Man Survived For Days In Arizona Desert On Beer And Crackers

When Mick Ohman found himself standing on a road made of boulders staring at a trail of transmission fluid strung out behind his broken down SUV, he had no idea that he’d be able to survive for days on just the beer and crackers he had in his car.  Ohman’s harrowing tale of survival can be a lesson to the rest of us too if we simply care to take heed and prepare.

Ohman was several miles southwest of Crown King and all alone in the sweltering Arizona desert. He picked up his phone and talked, recording a message in a quivering and emotional voice.  It was a message that he hoped nobody would ever hear, “If you find this phone and I didn’t do so well, please tell my sisters how much I love them.”  As sad as that message is, it’s speaker did come out and fight for his life.

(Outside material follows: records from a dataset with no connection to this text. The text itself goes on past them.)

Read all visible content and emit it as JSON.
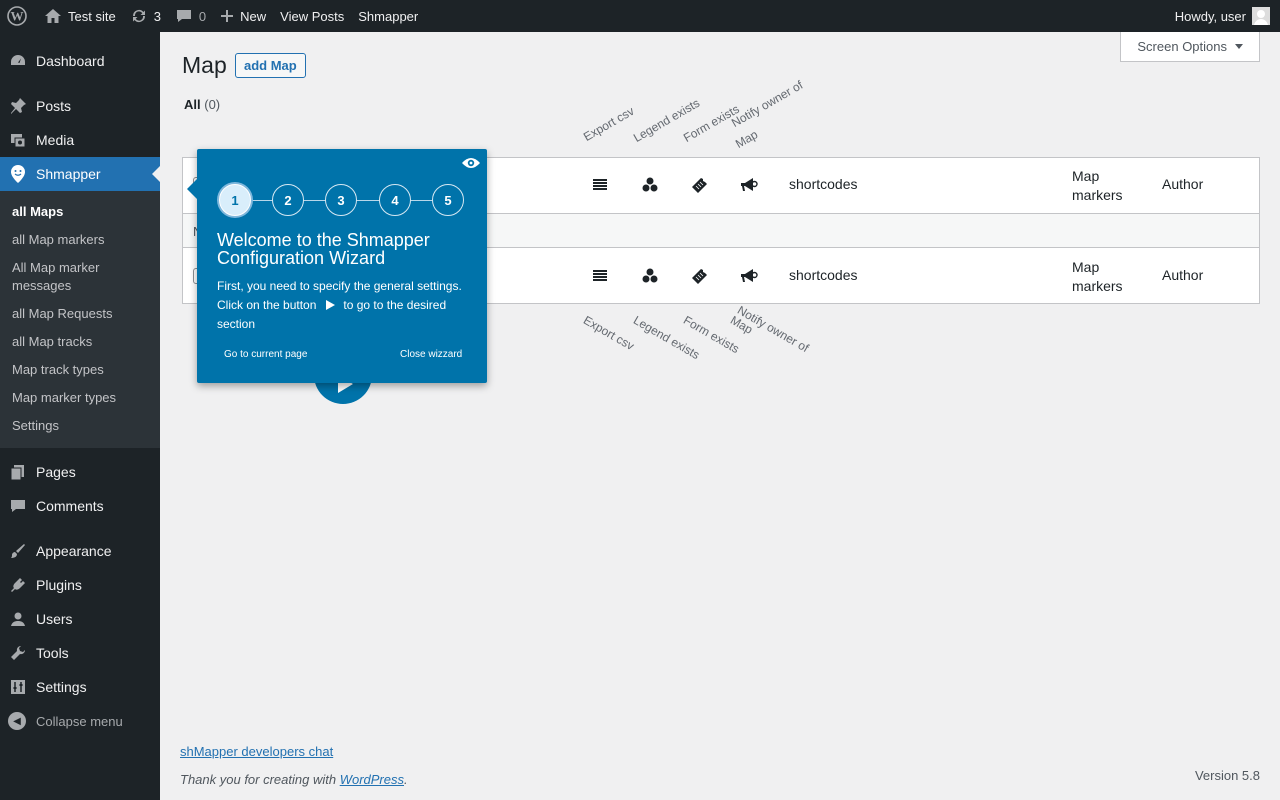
{
  "adminbar": {
    "site_name": "Test site",
    "updates_count": "3",
    "comments_count": "0",
    "new_label": "New",
    "view_posts": "View Posts",
    "plugin_link": "Shmapper",
    "howdy": "Howdy, user"
  },
  "sidebar": {
    "dashboard": "Dashboard",
    "posts": "Posts",
    "media": "Media",
    "shmapper": "Shmapper",
    "submenu": [
      "all Maps",
      "all Map markers",
      "All Map marker messages",
      "all Map Requests",
      "all Map tracks",
      "Map track types",
      "Map marker types",
      "Settings"
    ],
    "pages": "Pages",
    "comments": "Comments",
    "appearance": "Appearance",
    "plugins": "Plugins",
    "users": "Users",
    "tools": "Tools",
    "settings": "Settings",
    "collapse": "Collapse menu"
  },
  "main": {
    "screen_options": "Screen Options",
    "title": "Map",
    "add_button": "add Map",
    "views_all": "All",
    "views_count": "(0)",
    "column_headers": [
      "Export csv",
      "Legend exists",
      "Form exists",
      "Notify owner of Map"
    ],
    "notify_line1": "Notify owner of",
    "notify_line2": "Map",
    "col_shortcodes": "shortcodes",
    "col_markers_line1": "Map",
    "col_markers_line2": "markers",
    "col_author": "Author",
    "no_items_initial": "N"
  },
  "wizard": {
    "steps": [
      "1",
      "2",
      "3",
      "4",
      "5"
    ],
    "active_step": 1,
    "title": "Welcome to the Shmapper Configuration Wizard",
    "body_line1": "First, you need to specify the general settings.",
    "body_line2a": "Click on the button",
    "body_line2b": "to go to the desired",
    "body_line3": "section",
    "link_current": "Go to current page",
    "link_close": "Close wizzard",
    "icons": [
      "eye-icon",
      "play-icon"
    ]
  },
  "footer": {
    "chat_link": "shMapper developers chat",
    "thanks_prefix": "Thank you for creating with",
    "thanks_link": "WordPress",
    "thanks_suffix": ".",
    "version": "Version 5.8"
  },
  "colors": {
    "adminbar_bg": "#1d2327",
    "menu_current": "#2271b1",
    "wizard_bg": "#0073aa",
    "link": "#2271b1"
  }
}
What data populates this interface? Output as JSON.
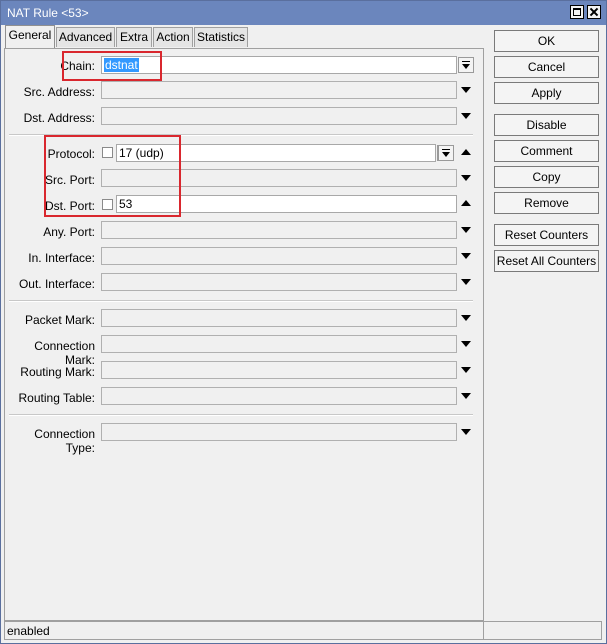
{
  "window": {
    "title": "NAT Rule <53>"
  },
  "tabs": [
    {
      "label": "General"
    },
    {
      "label": "Advanced"
    },
    {
      "label": "Extra"
    },
    {
      "label": "Action"
    },
    {
      "label": "Statistics"
    }
  ],
  "fields": {
    "chain": {
      "label": "Chain:",
      "value": "dstnat"
    },
    "src_address": {
      "label": "Src. Address:",
      "value": ""
    },
    "dst_address": {
      "label": "Dst. Address:",
      "value": ""
    },
    "protocol": {
      "label": "Protocol:",
      "value": "17 (udp)"
    },
    "src_port": {
      "label": "Src. Port:",
      "value": ""
    },
    "dst_port": {
      "label": "Dst. Port:",
      "value": "53"
    },
    "any_port": {
      "label": "Any. Port:",
      "value": ""
    },
    "in_interface": {
      "label": "In. Interface:",
      "value": ""
    },
    "out_interface": {
      "label": "Out. Interface:",
      "value": ""
    },
    "packet_mark": {
      "label": "Packet Mark:",
      "value": ""
    },
    "connection_mark": {
      "label": "Connection Mark:",
      "value": ""
    },
    "routing_mark": {
      "label": "Routing Mark:",
      "value": ""
    },
    "routing_table": {
      "label": "Routing Table:",
      "value": ""
    },
    "connection_type": {
      "label": "Connection Type:",
      "value": ""
    }
  },
  "buttons": {
    "ok": "OK",
    "cancel": "Cancel",
    "apply": "Apply",
    "disable": "Disable",
    "comment": "Comment",
    "copy": "Copy",
    "remove": "Remove",
    "reset_counters": "Reset Counters",
    "reset_all_counters": "Reset All Counters"
  },
  "status": {
    "text": "enabled"
  },
  "highlight_color": "#d9272e"
}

Mick realizes now there were several little mistakes that led to the life threatening survival situation in the desert. “I didn’t tell anybody where I was going. “I thought I was just going to Crown King to have lunch,” said Mick. He also said trusting Google Maps was a bad idea. Google maps did show Mick that there was a road, but it did not detail the primitive conditions of the road.  That left the man driving alone on a road made of rocks with deep ruts.  After his lunch in Crown King, he tried to take his Honda CRV on the road picked up by Google Maps.

Mick Ohman shows a picture of his broken down car.

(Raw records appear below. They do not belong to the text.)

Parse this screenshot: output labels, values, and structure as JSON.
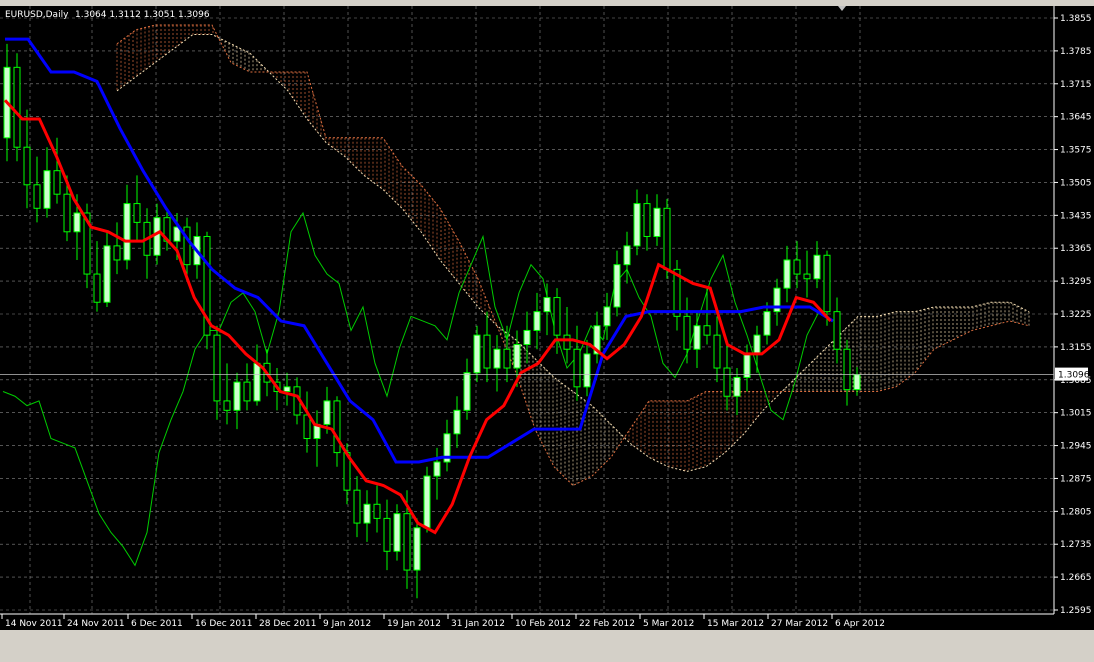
{
  "window": {
    "symbol": "EURUSD,Daily",
    "ohlc": "1.3064 1.3112 1.3051 1.3096"
  },
  "colors": {
    "background": "#000000",
    "grid": "#c0c0c0",
    "axis_text": "#ffffff",
    "bull_candle": "#ccffcc",
    "bear_candle": "#000000",
    "candle_wick": "#00ff00",
    "tenkan": "#ff0000",
    "kijun": "#0000ff",
    "chikou": "#00cc00",
    "cloud_bull": "#f5deb3",
    "cloud_bear": "#e07040",
    "price_line": "#c0c0c0"
  },
  "chart_data": {
    "type": "candlestick",
    "title": "EURUSD,Daily",
    "indicator": "Ichimoku Kinko Hyo",
    "current_price": "1.3096",
    "ylim": [
      1.2595,
      1.3855
    ],
    "y_ticks": [
      "1.3855",
      "1.3785",
      "1.3715",
      "1.3645",
      "1.3575",
      "1.3505",
      "1.3435",
      "1.3365",
      "1.3295",
      "1.3225",
      "1.3155",
      "1.3085",
      "1.3015",
      "1.2945",
      "1.2875",
      "1.2805",
      "1.2735",
      "1.2665",
      "1.2595"
    ],
    "x_ticks": [
      "14 Nov 2011",
      "24 Nov 2011",
      "6 Dec 2011",
      "16 Dec 2011",
      "28 Dec 2011",
      "9 Jan 2012",
      "19 Jan 2012",
      "31 Jan 2012",
      "10 Feb 2012",
      "22 Feb 2012",
      "5 Mar 2012",
      "15 Mar 2012",
      "27 Mar 2012",
      "6 Apr 2012"
    ],
    "grid": true,
    "candles": [
      [
        1.36,
        1.38,
        1.355,
        1.375
      ],
      [
        1.375,
        1.378,
        1.355,
        1.358
      ],
      [
        1.358,
        1.366,
        1.345,
        1.35
      ],
      [
        1.35,
        1.356,
        1.342,
        1.345
      ],
      [
        1.345,
        1.358,
        1.343,
        1.353
      ],
      [
        1.353,
        1.36,
        1.346,
        1.348
      ],
      [
        1.348,
        1.352,
        1.338,
        1.34
      ],
      [
        1.34,
        1.348,
        1.334,
        1.344
      ],
      [
        1.344,
        1.346,
        1.328,
        1.331
      ],
      [
        1.331,
        1.338,
        1.323,
        1.325
      ],
      [
        1.325,
        1.34,
        1.324,
        1.337
      ],
      [
        1.337,
        1.342,
        1.331,
        1.334
      ],
      [
        1.334,
        1.35,
        1.332,
        1.346
      ],
      [
        1.346,
        1.352,
        1.338,
        1.342
      ],
      [
        1.342,
        1.345,
        1.33,
        1.335
      ],
      [
        1.335,
        1.346,
        1.333,
        1.343
      ],
      [
        1.343,
        1.345,
        1.336,
        1.338
      ],
      [
        1.338,
        1.344,
        1.334,
        1.341
      ],
      [
        1.341,
        1.343,
        1.33,
        1.333
      ],
      [
        1.333,
        1.342,
        1.33,
        1.339
      ],
      [
        1.339,
        1.34,
        1.315,
        1.318
      ],
      [
        1.318,
        1.32,
        1.3,
        1.304
      ],
      [
        1.304,
        1.312,
        1.299,
        1.302
      ],
      [
        1.302,
        1.31,
        1.298,
        1.308
      ],
      [
        1.308,
        1.312,
        1.302,
        1.304
      ],
      [
        1.304,
        1.316,
        1.303,
        1.312
      ],
      [
        1.312,
        1.315,
        1.305,
        1.308
      ],
      [
        1.308,
        1.311,
        1.302,
        1.306
      ],
      [
        1.306,
        1.31,
        1.303,
        1.307
      ],
      [
        1.307,
        1.309,
        1.299,
        1.301
      ],
      [
        1.301,
        1.306,
        1.293,
        1.296
      ],
      [
        1.296,
        1.302,
        1.29,
        1.299
      ],
      [
        1.299,
        1.307,
        1.297,
        1.304
      ],
      [
        1.304,
        1.305,
        1.29,
        1.293
      ],
      [
        1.293,
        1.295,
        1.282,
        1.285
      ],
      [
        1.285,
        1.288,
        1.275,
        1.278
      ],
      [
        1.278,
        1.285,
        1.274,
        1.282
      ],
      [
        1.282,
        1.286,
        1.276,
        1.279
      ],
      [
        1.279,
        1.283,
        1.268,
        1.272
      ],
      [
        1.272,
        1.282,
        1.27,
        1.28
      ],
      [
        1.28,
        1.285,
        1.264,
        1.268
      ],
      [
        1.268,
        1.279,
        1.262,
        1.277
      ],
      [
        1.277,
        1.29,
        1.276,
        1.288
      ],
      [
        1.288,
        1.294,
        1.283,
        1.291
      ],
      [
        1.291,
        1.3,
        1.289,
        1.297
      ],
      [
        1.297,
        1.305,
        1.294,
        1.302
      ],
      [
        1.302,
        1.313,
        1.3,
        1.31
      ],
      [
        1.31,
        1.32,
        1.308,
        1.318
      ],
      [
        1.318,
        1.323,
        1.308,
        1.311
      ],
      [
        1.311,
        1.318,
        1.306,
        1.315
      ],
      [
        1.315,
        1.32,
        1.308,
        1.311
      ],
      [
        1.311,
        1.319,
        1.307,
        1.316
      ],
      [
        1.316,
        1.323,
        1.312,
        1.319
      ],
      [
        1.319,
        1.327,
        1.315,
        1.323
      ],
      [
        1.323,
        1.329,
        1.318,
        1.326
      ],
      [
        1.326,
        1.328,
        1.314,
        1.318
      ],
      [
        1.318,
        1.324,
        1.312,
        1.315
      ],
      [
        1.315,
        1.32,
        1.304,
        1.307
      ],
      [
        1.307,
        1.317,
        1.305,
        1.314
      ],
      [
        1.314,
        1.323,
        1.312,
        1.32
      ],
      [
        1.32,
        1.327,
        1.317,
        1.324
      ],
      [
        1.324,
        1.336,
        1.322,
        1.333
      ],
      [
        1.333,
        1.34,
        1.329,
        1.337
      ],
      [
        1.337,
        1.349,
        1.335,
        1.346
      ],
      [
        1.346,
        1.348,
        1.336,
        1.339
      ],
      [
        1.339,
        1.348,
        1.337,
        1.345
      ],
      [
        1.345,
        1.347,
        1.33,
        1.332
      ],
      [
        1.332,
        1.334,
        1.319,
        1.322
      ],
      [
        1.322,
        1.326,
        1.312,
        1.315
      ],
      [
        1.315,
        1.323,
        1.311,
        1.32
      ],
      [
        1.32,
        1.328,
        1.316,
        1.318
      ],
      [
        1.318,
        1.322,
        1.308,
        1.311
      ],
      [
        1.311,
        1.317,
        1.302,
        1.305
      ],
      [
        1.305,
        1.311,
        1.301,
        1.309
      ],
      [
        1.309,
        1.316,
        1.306,
        1.314
      ],
      [
        1.314,
        1.32,
        1.31,
        1.318
      ],
      [
        1.318,
        1.325,
        1.316,
        1.323
      ],
      [
        1.323,
        1.33,
        1.32,
        1.328
      ],
      [
        1.328,
        1.337,
        1.325,
        1.334
      ],
      [
        1.334,
        1.338,
        1.328,
        1.331
      ],
      [
        1.331,
        1.336,
        1.326,
        1.33
      ],
      [
        1.33,
        1.338,
        1.328,
        1.335
      ],
      [
        1.335,
        1.336,
        1.32,
        1.323
      ],
      [
        1.323,
        1.326,
        1.312,
        1.315
      ],
      [
        1.315,
        1.317,
        1.303,
        1.3064
      ],
      [
        1.3064,
        1.3112,
        1.3051,
        1.3096
      ]
    ],
    "tenkan_sen": [
      1.368,
      1.364,
      1.364,
      1.356,
      1.347,
      1.341,
      1.34,
      1.338,
      1.338,
      1.34,
      1.336,
      1.326,
      1.32,
      1.318,
      1.314,
      1.311,
      1.306,
      1.305,
      1.299,
      1.298,
      1.292,
      1.287,
      1.286,
      1.284,
      1.278,
      1.276,
      1.282,
      1.292,
      1.3,
      1.303,
      1.31,
      1.312,
      1.317,
      1.317,
      1.316,
      1.313,
      1.316,
      1.322,
      1.333,
      1.331,
      1.329,
      1.328,
      1.316,
      1.314,
      1.314,
      1.317,
      1.326,
      1.325,
      1.321
    ],
    "kijun_sen": [
      1.381,
      1.381,
      1.374,
      1.374,
      1.372,
      1.362,
      1.353,
      1.345,
      1.338,
      1.332,
      1.328,
      1.326,
      1.321,
      1.32,
      1.312,
      1.304,
      1.3,
      1.291,
      1.291,
      1.292,
      1.292,
      1.292,
      1.295,
      1.298,
      1.298,
      1.298,
      1.314,
      1.322,
      1.323,
      1.323,
      1.323,
      1.323,
      1.323,
      1.324,
      1.324,
      1.324,
      1.321
    ],
    "chikou_span": [
      1.306,
      1.305,
      1.303,
      1.304,
      1.296,
      1.295,
      1.294,
      1.287,
      1.28,
      1.276,
      1.273,
      1.269,
      1.276,
      1.293,
      1.3,
      1.306,
      1.315,
      1.319,
      1.319,
      1.325,
      1.327,
      1.323,
      1.314,
      1.323,
      1.34,
      1.344,
      1.335,
      1.331,
      1.329,
      1.319,
      1.324,
      1.312,
      1.305,
      1.315,
      1.322,
      1.321,
      1.32,
      1.317,
      1.327,
      1.333,
      1.339,
      1.324,
      1.317,
      1.327,
      1.333,
      1.33,
      1.319,
      1.311,
      1.314,
      1.32,
      1.317,
      1.329,
      1.332,
      1.326,
      1.322,
      1.312,
      1.309,
      1.314,
      1.322,
      1.33,
      1.335,
      1.325,
      1.318,
      1.31,
      1.302,
      1.3,
      1.308,
      1.318,
      1.323
    ],
    "senkou_a": [
      1.37,
      1.373,
      1.376,
      1.379,
      1.382,
      1.382,
      1.38,
      1.378,
      1.374,
      1.37,
      1.364,
      1.359,
      1.356,
      1.352,
      1.349,
      1.345,
      1.34,
      1.334,
      1.329,
      1.324,
      1.32,
      1.317,
      1.313,
      1.309,
      1.306,
      1.303,
      1.299,
      1.295,
      1.292,
      1.29,
      1.289,
      1.29,
      1.293,
      1.297,
      1.302,
      1.306,
      1.31,
      1.314,
      1.318,
      1.322,
      1.322,
      1.323,
      1.323,
      1.324,
      1.324,
      1.324,
      1.325,
      1.325,
      1.323
    ],
    "senkou_b": [
      1.38,
      1.383,
      1.384,
      1.384,
      1.384,
      1.384,
      1.376,
      1.374,
      1.374,
      1.374,
      1.374,
      1.36,
      1.36,
      1.36,
      1.36,
      1.354,
      1.35,
      1.345,
      1.338,
      1.33,
      1.32,
      1.31,
      1.298,
      1.29,
      1.286,
      1.288,
      1.292,
      1.298,
      1.304,
      1.304,
      1.304,
      1.306,
      1.306,
      1.306,
      1.306,
      1.306,
      1.306,
      1.306,
      1.306,
      1.306,
      1.306,
      1.307,
      1.31,
      1.315,
      1.317,
      1.319,
      1.32,
      1.321,
      1.32
    ]
  }
}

After the Honda broke down, Mick hiked for hours in hopes of finding a cell signal so he could call for help. But he had no luck. Back at his car, he had only a half-bottle of water, a couple beers, a spoiled sandwich, and some crackers. That’s when he realized that things had turned dire. The hike to look for cell phone service in staggering heat had taken its toll, making him thirsty. “I’ve really never felt that thirsty before. When I tried to swallow I couldn’t. My throat stuck together. I had to urinate and I did… and I was surprised it wasn’t as obnoxious as I thought it would be. The temperature was what got me, as warm as it was,” said Mick, with a laugh about drinking his own urine. He knows many people would find drinking urine unacceptable, but he believes it saved his life and got him through that first night.

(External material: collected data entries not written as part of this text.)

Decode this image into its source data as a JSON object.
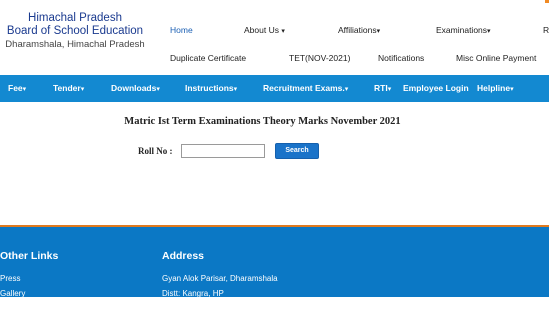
{
  "header": {
    "logo_line1": "Himachal Pradesh",
    "logo_line2": "Board of School Education",
    "logo_line3": "Dharamshala, Himachal Pradesh",
    "top_nav_row1": [
      "Home",
      "About Us",
      "Affiliations",
      "Examinations",
      "R"
    ],
    "top_nav_row2": [
      "Duplicate Certificate",
      "TET(NOV-2021)",
      "Notifications",
      "Misc Online Payment"
    ],
    "dropdown_caret": "▾"
  },
  "navbar": {
    "items": [
      "Fee",
      "Tender",
      "Downloads",
      "Instructions",
      "Recruitment Exams.",
      "RTI",
      "Employee Login",
      "Helpline"
    ]
  },
  "main": {
    "title": "Matric Ist Term Examinations Theory Marks November 2021",
    "roll_label": "Roll No :",
    "roll_value": "",
    "search_label": "Search"
  },
  "footer": {
    "other_links_heading": "Other Links",
    "other_links": [
      "Press",
      "Gallery"
    ],
    "address_heading": "Address",
    "address_lines": [
      "Gyan Alok Parisar, Dharamshala",
      "Distt: Kangra, HP"
    ]
  },
  "colors": {
    "brand_blue": "#1a3a8f",
    "navbar_bg": "#1389d1",
    "footer_bg": "#0b78c5",
    "accent_orange": "#e07a1f"
  }
}
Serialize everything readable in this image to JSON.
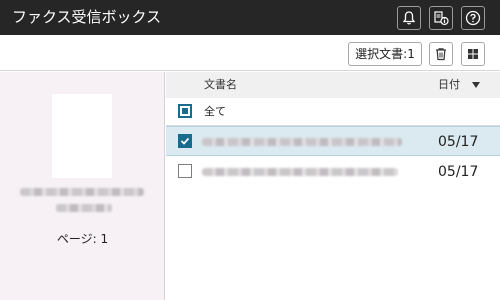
{
  "header": {
    "title": "ファクス受信ボックス",
    "icons": [
      "bell-icon",
      "fax-info-icon",
      "help-icon"
    ]
  },
  "toolbar": {
    "select_docs_label": "選択文書:1",
    "icons": [
      "trash-icon",
      "grid-view-icon"
    ]
  },
  "preview": {
    "page_label": "ページ: 1"
  },
  "list": {
    "columns": {
      "name": "文書名",
      "date": "日付"
    },
    "select_all_label": "全て",
    "rows": [
      {
        "date": "05/17",
        "selected": true
      },
      {
        "date": "05/17",
        "selected": false
      }
    ]
  },
  "colors": {
    "header_bg": "#262626",
    "accent": "#1a6b8c",
    "selected_row": "#daeaf0",
    "preview_bg": "#f7f1f5"
  }
}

Mick was awarded with another little ray of hope on day two.  He grabbed his beer and went out looking for help. He walked in the right direction and came across a spring of fresh water.  “I found this little stream; it couldn’t have been more than four inches,” said Mick, adding it was the sweetest water he’d ever tasted and he drank until he was nauseous. Then he dumped out the beer and filled the empty cans with water before returning to his car to attempt to signal rescue by starting a fire but he could not get it to light. Mick even tried to shot a gun in Morse code. He built an “H” out of small boulders to signify “help.”  That night, it rained, and Mick even recorded himself giddy that he experiencing the huge rain drops while stranded in the desert.  “It’s coming down pretty nice,” he said into his cell phone camera, soaked to the bone and happy.

On day three, Mick decided it was time to be rescued. He left a note on his car saying where he’d be walking, and took off on foot again. He began hiking at first light but soon found himself trudging in the mid-morning sun. “I’m running out of gas. I’ve got water, but I’m running out of steam. My legs are super heavy,” said Mick, recounting his journey. Ready to collapse, Mick encountered the man who saved his life; a dirt biker named Troy, who had seen Mick’s note on his broken down Honda, and went looking for him.

An hour long ride to Lake Pleasant and Mick was safe. “I’m screaming in his ear the whole way, ‘You know, today you can say you saved a life,’” Mick said. If we care to take anything from Mick’s story, it’s that those meant to survive can and will with nothing more than their wit.  But we can also see it as a lesson: have provisions in your car, just in case the undesirable happens.

Mick also hopes his story can help save a life by drawing attention to the need for preparedness.